Faraday Ice Pail
   "Let A in the diagram represent an insulated pewter ice-pail, ...connected by a wire to a delicate gold-leaf electrometer E, and let C be a round brass ball insulated by a dry thread of white silk, three or four feet in length, so as to remove the influence of the hand holding it from the ice-pail below. Let A be perfectly discharged, and then let C be charged at a distance by a machine or Leyden jar, and introduced into A.. If C be positive, E will also diverge positively; if C be taken away, E will collapse perfectly... As C enters the vessel A the divergence of E will increase until C is ... below the edge of the vessel, and will remain quite steady and unchanged for any greater depression. 
This shows that that that distance the inductive action of C is entirely exerted upon the interior of A, ... If C is made to touch the bottom of A, all of its charge is communicated to A, ... and C, upon being withdrawn, ... is found to be perfectly discharged." (From a letter written by Michael Faraday to Richard Phillips, the editor of Phil. Mag. on February 4, 1843. The diagram is from L. Pearce Williams, Michael Faraday, A Biography (Simon and Schuster, New York, 1971), pg 374)

   And so introductory physics students have been studying the Faraday Ice Pail Experiment ever since, learning that in an electrically-conducting body, the charge resides on the surface. 

   Two almost identical ice pails at the top are from Colby College (left) and the University of Vermont (right). At the left below is an ice pail from Allegheny College, and the one at the right is in the Smithsonian Institution collection.

   The ice pail at the left is in regular use in physics lecture demonstrations at the University of Texas at Austin. The 1888 Queen catalogue lists it for $8.00, including a proof plane. This example dates from the early part of the twentieth century.

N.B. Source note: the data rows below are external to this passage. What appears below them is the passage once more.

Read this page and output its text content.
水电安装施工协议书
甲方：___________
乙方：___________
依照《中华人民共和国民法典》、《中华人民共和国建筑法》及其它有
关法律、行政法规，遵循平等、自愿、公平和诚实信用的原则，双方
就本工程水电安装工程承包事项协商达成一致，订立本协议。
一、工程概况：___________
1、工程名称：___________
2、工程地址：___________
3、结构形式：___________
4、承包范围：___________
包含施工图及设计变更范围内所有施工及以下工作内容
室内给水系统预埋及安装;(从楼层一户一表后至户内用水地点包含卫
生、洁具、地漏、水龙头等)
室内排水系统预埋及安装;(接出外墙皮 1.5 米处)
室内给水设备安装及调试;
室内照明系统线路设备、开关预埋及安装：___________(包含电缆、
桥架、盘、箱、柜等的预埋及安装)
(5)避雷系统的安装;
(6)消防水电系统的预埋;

   Variations on the ice pail demonstration arrived soon after Faraday's letter. In 1855, George Francis's book, Electrical Experiments discussed the Electric Well demonstration: "Place upon an electric stood, a metal quart pot, mug, or some other conducting body, nearly of the same form and dimension, then tie a short cork ball electroscope, that is two cork balls suspended upon a linen thread, to a silken cord. Electrify the mug, and hold the electroscope within it, when it will not be at all affected."